Closed ftigeot closed 11 years ago
confirmed. "make -V_MAKE_JOBS" produces:
-j/sbin/sysctl -n hw.ncpu
I'll look for another variable. This may be a legacy.
This is starting to look like user error. Here is the logic: if ALLOW_MAKE_JOBS is defined in poudriere.conf, _MAKE_JOBS will default to hw.ncpu unless JOBS_LIMIT is also defined in poudriere. If ALLOW_MAKE_JOBS is not defined, then _MAKE_JOBS will equal nothing.
My guess is that ALLOW_MAKE_JOBS was defined in poudriere.conf and JOBS_LIMIT wasn't.
"MAKE_JOBS" doesn't come into the equation at all. Nothing looks at it, not even bsd.port.mk. And don't forget, the host make.conf is not used, ever.
On Sun, Feb 10, 2013 at 01:49:22AM -0800, jrmarino wrote:
This is starting to look like user error. Here is the logic: if ALLOW_MAKE_JOBS is defined in poudriere.conf, _MAKE_JOBS will default to hw.ncpu unless JOBS_LIMIT is also defined in poudriere. If ALLOW_MAKE_JOBS is not defined, then _MAKE_JOBS will equal nothing.
My guess is that ALLOW_MAKE_JOBS was defined in poudriere.conf and JOBS_LIMIT wasn't.
"MAKE_JOBS" doesn't come into the equation at all. Nothing looks at it, not even bsd.port.mk. And don't forget, the host make.conf is not used, ever.
poudriere.conf on this machine contains:
#ALLOW_MAKE_JOBS=yes
JOBS_LIMIT=2
The system has already died twice under loads caused by an excessive number of compilation processes.
Individual packages should never be allowed to choose the number of parallel jobs to run by themselves, this is effectively a form of denial-of-service.
JFI, this machine has 32 hardware threads and was running 32 separate poudriere jobs. If every poudriere job is allowed to use kern.ncpu to choose its parallelism level, there could be up to 32*32 = 1024 processes running at once...
Francois Tigeot
As stated on IRC, gcc-aux is not defining the "-j" parameter, that's coming from bsd.port.mk as a function of several configuration variables.
The evidence suggests that ALLOW_MAKE_JOBS was defined when gcc-aux was running because if it wasn't, _MAKE_JOBS would have been set a null value rather than the default "-j/sbin/sysctl -n hw.ncpu" value (which is overridden by JOBS_LIMIT anyway, so at worst it would have been "-j2")

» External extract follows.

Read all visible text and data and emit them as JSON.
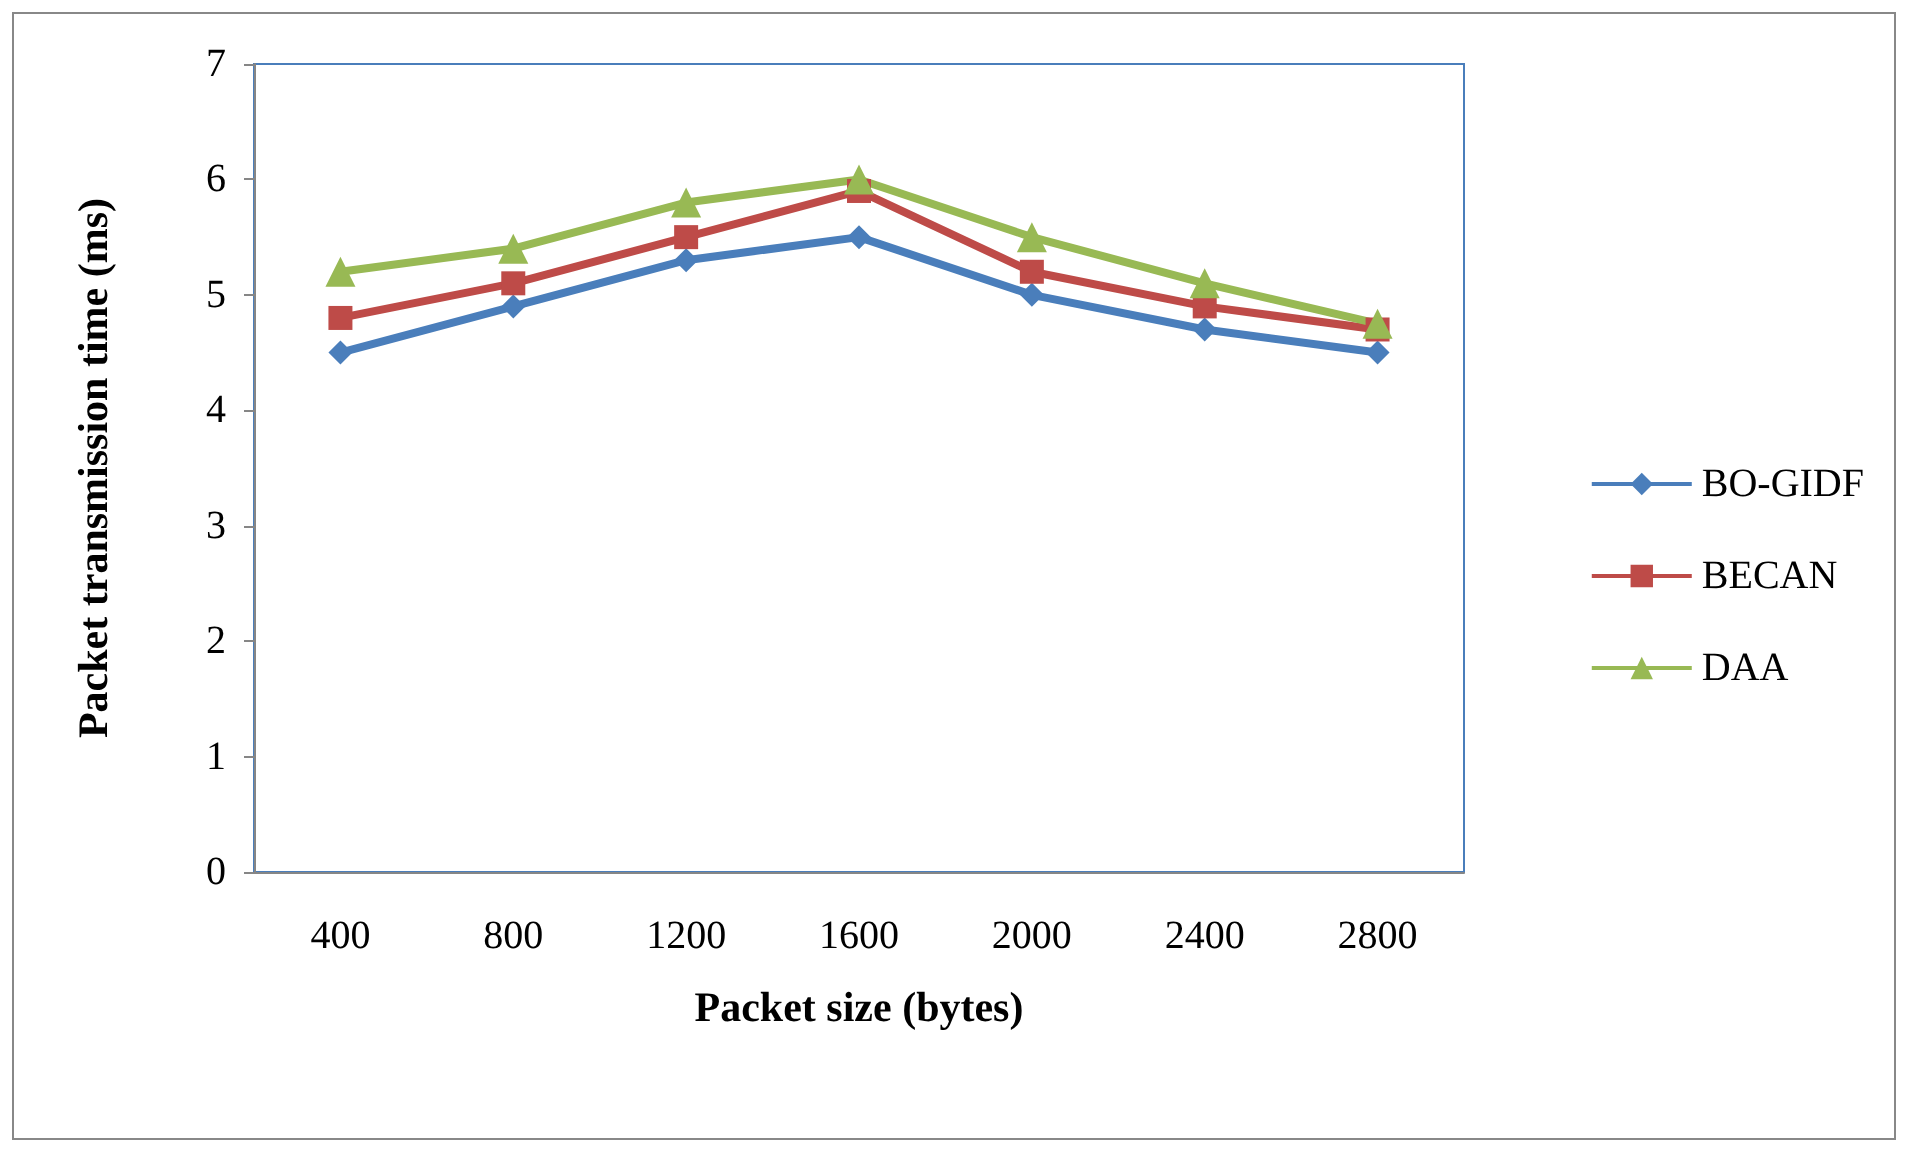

Regardless of the original issue, I now see there's a fundamental problem with the way bsd.ports.mk handles jobs parallelism. I will fill a separate issue.
I found a poudriere build machine completely unresponsive with a load average of 150+. There were more than 100 gnat1 or ada processes running at the same time even though MAKE_JOBS was set to 2 and there were only 16 poudriere jobs.